"You are taking it for granted, Sire, that France will fail you?" she said somewhat testily.
"Nay! why should you say that?" he asked.
"Oh! the ring—the obvious understanding between you and milor."
"Was it not your wish, Mademoiselle?"
"Oh! a mere suggestion—in case France failed you, and I were powerless to remind her of her promise."
"Pa ma foi," he rejoined gallantly, "and you'll command me, I'll believe that contingency to be impossible. The whole matter of the ring is a whim of Eglinton's, and I swear that I'll only trust to France and to you."
"No, no!" she said quickly, her own sound common sense coming to the rescue just in time to rout the unreasoning petulance of a while ago, which truly had been unworthy of her. "It was foolish of me to taunt, and I pray your Majesty's forgiveness. It would have been joy and pride to me to feel that the plans for your Majesty's safety had been devised by me, but I gladly recognize that milor Eglinton hath in this matter the prior claim."

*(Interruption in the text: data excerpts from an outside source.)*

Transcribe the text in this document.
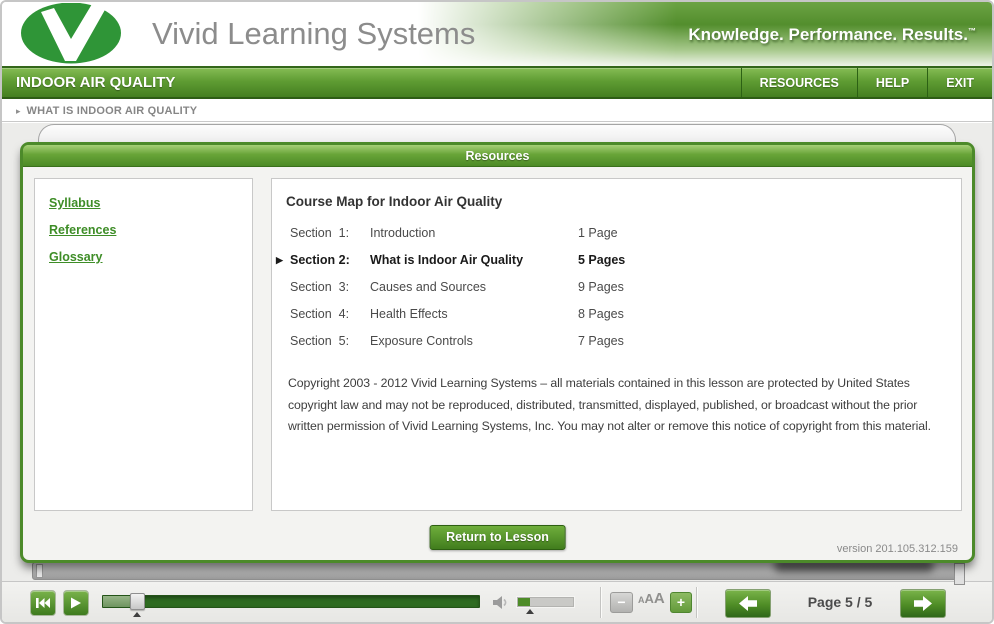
Vivid Learning Systems	Knowledge. Performance. Results.™
INDOOR AIR QUALITY	RESOURCES	HELP	EXIT
▸ WHAT IS INDOOR AIR QUALITY
Resources
Syllabus
References
Glossary
Course Map for Indoor Air Quality
Section  1:	Introduction	1 Page
▶ Section 2:	What is Indoor Air Quality	5 Pages
Section  3:	Causes and Sources	9 Pages
Section  4:	Health Effects	8 Pages
Section  5:	Exposure Controls	7 Pages

Copyright 2003 - 2012 Vivid Learning Systems – all materials contained in this lesson are protected by United States copyright law and may not be reproduced, distributed, transmitted, displayed, published, or broadcast without the prior written permission of Vivid Learning Systems, Inc. You may not alter or remove this notice of copyright from this material.

Return to Lesson
version 201.105.312.159
−	A A A +	Page 5 / 5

Her little speech was delivered so simply and with such a noble air of self-effacement that it is small wonder that Charles Edward could but stand in speechless admiration before her. She looked such an exquisite picture of proud and self-reliant womanhood, as she stood there, tall and erect, the stiff folds of her white satin gown surrounding her like a frame of ivory round a dainty miniature. Tears of enthusiasm were in her eyes, her lips were parted with a smile of encouragement, her graceful head, thrown slightly back and crowned with the burnished gold of her hair, stood out in perfect relief against the soft-toned gold and veined marble of the walls.

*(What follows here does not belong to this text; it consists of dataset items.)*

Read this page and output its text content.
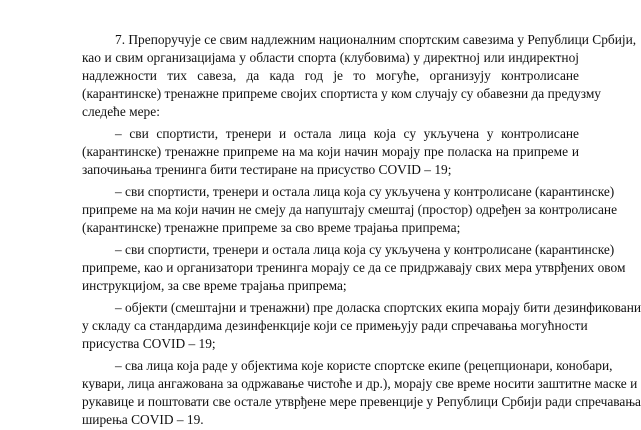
7. Препоручује се свим надлежним националним спортским савезима у Републици Србији,
као и свим организацијама у области спорта (клубовима) у директној или индиректној
надлежности тих савеза, да када год је то могуће, организују контролисане
(карантинске) тренажне припреме својих спортиста у ком случају су обавезни да предузму
следеће мере:
– сви спортисти, тренери и остала лица која су укључена у контролисане
(карантинске) тренажне припреме на ма који начин морају пре поласка на припреме и
започињања тренинга бити тестиране на присуство COVID – 19;
– сви спортисти, тренери и остала лица која су укључена у контролисане (карантинске)
припреме на ма који начин не смеју да напуштају смештај (простор) одређен за контролисане
(карантинске) тренажне припреме за сво време трајања припрема;
– сви спортисти, тренери и остала лица која су укључена у контролисане (карантинске)
припреме, као и организатори тренинга морају се да се придржавају свих мера утврђених овом
инструкцијом, за све време трајања припрема;
– објекти (смештајни и тренажни) пре доласка спортских екипа морају бити дезинфиковани
у складу са стандардима дезинфенкције који се примењују ради спречавања могућности
присуства COVID – 19;
– сва лица која раде у објектима које користе спортске екипе (рецепционари, конобари,
кувари, лица ангажована за одржавање чистоће и др.), морају све време носити заштитне маске и
рукавице и поштовати све остале утврђене мере превенције у Републици Србији ради спречавања
ширења COVID – 19.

"I entreat you, Mademoiselle," said the Young Pretender at last, "do not render my departure too difficult by showing me so plainly all that I relinquish when I quit the fair shores of France."
"Your Majesty leaves many faithful hearts in Versailles, none the less true because they cannot follow you. Nay! but methinks Lord Eglinton and I will have to make a pact of friendship, so that when your Majesty hath gone we might often speak of you."